西田天香(1872〜1968)

西田天香は、明治五年滋賀県長浜の商家に生まれました。二十歳にして長浜地方の小作百姓家族と率いて北海道に渡り、500ヘクタールの土地の開拓事業に従事し、その将来は事業家としても大いに嘱望されましたが、開拓事業をす すめる中で起こった資本主(出資者)と現地耕作者との間に生じた利害の対立、争いに直面して、天香は大いに苦悩し、それを契機として、より深く人間の生きる姿、根本にある宿業の醜さをみつめ、一転してついに開拓事業そのものを他に委ね、人間としての争いのない生き方を求めて求道の日々を重ねたのでした。
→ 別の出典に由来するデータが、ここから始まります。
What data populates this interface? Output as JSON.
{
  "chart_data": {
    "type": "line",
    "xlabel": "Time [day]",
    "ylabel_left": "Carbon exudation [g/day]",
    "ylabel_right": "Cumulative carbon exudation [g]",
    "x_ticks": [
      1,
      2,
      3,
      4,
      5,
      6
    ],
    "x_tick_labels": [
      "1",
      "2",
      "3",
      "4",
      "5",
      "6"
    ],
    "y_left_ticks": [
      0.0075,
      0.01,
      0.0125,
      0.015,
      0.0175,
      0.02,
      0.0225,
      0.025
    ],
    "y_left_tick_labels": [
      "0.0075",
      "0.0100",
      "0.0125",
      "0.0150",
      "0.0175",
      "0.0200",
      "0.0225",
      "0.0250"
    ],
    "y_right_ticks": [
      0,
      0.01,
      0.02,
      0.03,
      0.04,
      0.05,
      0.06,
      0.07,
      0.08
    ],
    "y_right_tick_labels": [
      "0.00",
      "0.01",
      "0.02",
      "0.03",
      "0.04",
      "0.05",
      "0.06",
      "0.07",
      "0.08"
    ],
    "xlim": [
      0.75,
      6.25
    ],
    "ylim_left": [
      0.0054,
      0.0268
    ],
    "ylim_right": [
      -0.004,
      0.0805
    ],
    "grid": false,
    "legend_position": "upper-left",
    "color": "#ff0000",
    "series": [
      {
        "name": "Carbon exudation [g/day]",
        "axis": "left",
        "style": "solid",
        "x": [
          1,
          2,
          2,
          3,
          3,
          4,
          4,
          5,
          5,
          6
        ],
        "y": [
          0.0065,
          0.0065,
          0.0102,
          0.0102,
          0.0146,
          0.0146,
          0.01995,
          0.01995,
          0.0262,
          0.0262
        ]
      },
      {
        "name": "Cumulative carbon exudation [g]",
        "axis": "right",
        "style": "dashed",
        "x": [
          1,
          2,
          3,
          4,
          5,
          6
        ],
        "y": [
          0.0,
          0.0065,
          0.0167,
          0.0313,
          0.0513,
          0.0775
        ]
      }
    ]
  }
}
 そして、とうとう「争いの因となるものは食べまい」と決意し、三日三晩の断食籠坐の果て、赤ん坊の泣き声を耳にして大霊覚、そこに争わずとも恵まれる食があること、生命の原点を見出し、世にいわゆる「一燈園生活」を創めたのでした。

 それは、無一物・路頭を原点としての懺悔・下座の奉仕、許されて生きる「托鉢」の生活であったのです。その事実に立って大正10年「懺悔の生活」が出版されるや、西田天香と一燈園の名は 一挙に世に知れるにいたり、多くの人が道を求めて天香のもとに集まるようになりました。

 大正8年、第一次世界大戦後、国際連盟発足と同時に、生活の中からの平和を願って六万行願(お便所の掃除の祈り)をはじめ、また大正の終わりから昭和にかけて、日本各地のみならず、当時の朝鮮半島から満州(中国東北地区) 、更には中国本土に、そして又アメリカ各地、ジャワ島にも請われて同行者と共に渡り、徹底した下座の路頭托鉢をしています。その故に当地の人々から天香は、日本の聖フランシスコとも、日本のガンジーとも称されたのでした。

 このような祈りと生活を共にする中で、やがて一つの生活共同体ができ、昭和4年、京都・山科(現在地)に、宣光社形態の「光泉林」が財団法人として認められことになりました。そこでは印刷出版の事業をはじめ設計建築、農事研究所の他、劇団としての「すわらじ劇団」や幼稚園から高等学校までを含む教育機関をもち、路頭を基本としての 俗諦成就の生活を試みています。

 西田天香その人は、昭和43年(1968)2月29日、96歳をもって帰光(逝去)しました。